Der Konzernumsatz soll zu konstanten Wechselkursen im mittleren bis hohen einstelligen Prozentbereich zulegen, wie AstraZeneca am Dienstag mitteilte. Der Kerngewinn je Aktie werde ​voraussichtlich um einen niedrigen zweistelligen Prozentsatz steigen. «2025 ‌verzeichneten wir eine starke kommerzielle Entwicklung ‌in allen unseren Therapiebereichen und grosse Fortschritte in der Pipeline», sagte Konzernchef Pascal Soriot.

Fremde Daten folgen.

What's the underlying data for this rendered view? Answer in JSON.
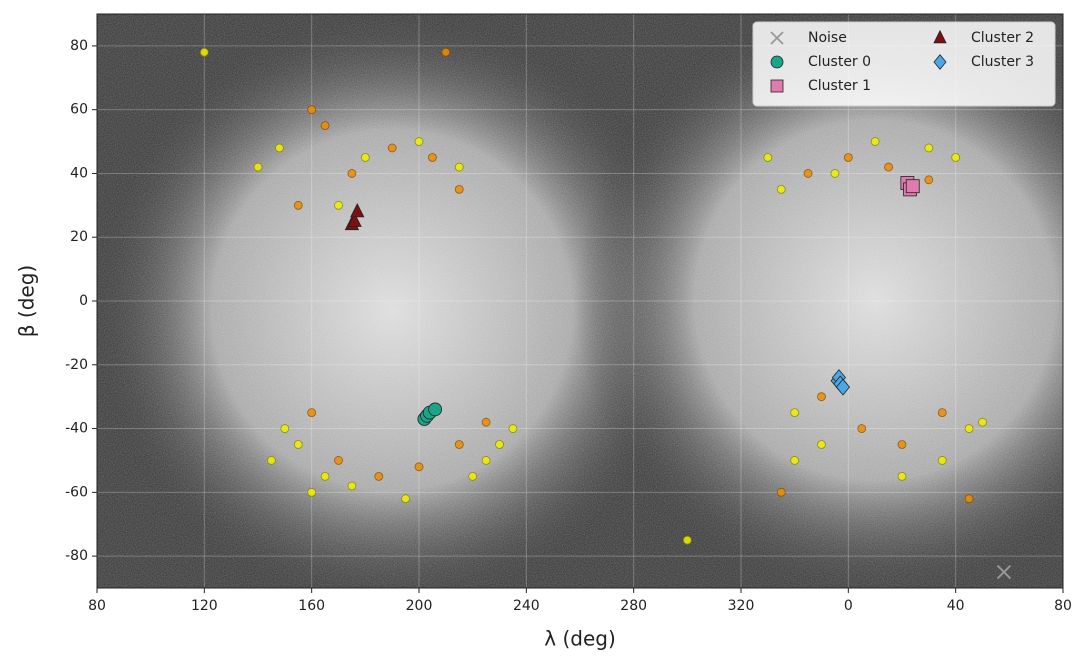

Das Unternehmen habe im Jahresverlauf die Ergebnisse von 16 positiven Phase-3-Studien bekannt gegeben und verfüge nun über 16 ⁠Blockbuster-Medikamente.

Soriot will den Jahresumsatz bis 2030 auf 80 Milliarden Dollar steigern und setzt dafür auf eine Expansion in den USA und China. ​Dazu nimmt AstraZeneca 50 Milliarden Dollar für ‌die Produktion in den USA in die ‍Hand und investiert 15 Milliarden Dollar in China. 2025 stieg der Umsatz ​von AstraZeneca um neun Prozent auf 58,74 Milliarden Dollar, währungsbereinigt betrug das Plus acht Prozent. Der Kerngewinn je Aktie erhöhte sich um zwölf ‌Prozent auf 9,16 Dollar. Der Umsatz ⁠mit Krebsmedikamenten zog deutlich an, angetrieben von ‌den Blockbustern Tagrisso und Imfinzi. Im Bereich der kardiovaskulären Produkte bremste der Wettbewerb durch ‍Nachahmerpräparate dagegen das Wachstum. Die Aktionäre sollen eine drei Prozent höhere Dividende von 3,20 Dollar je Aktie erhalten.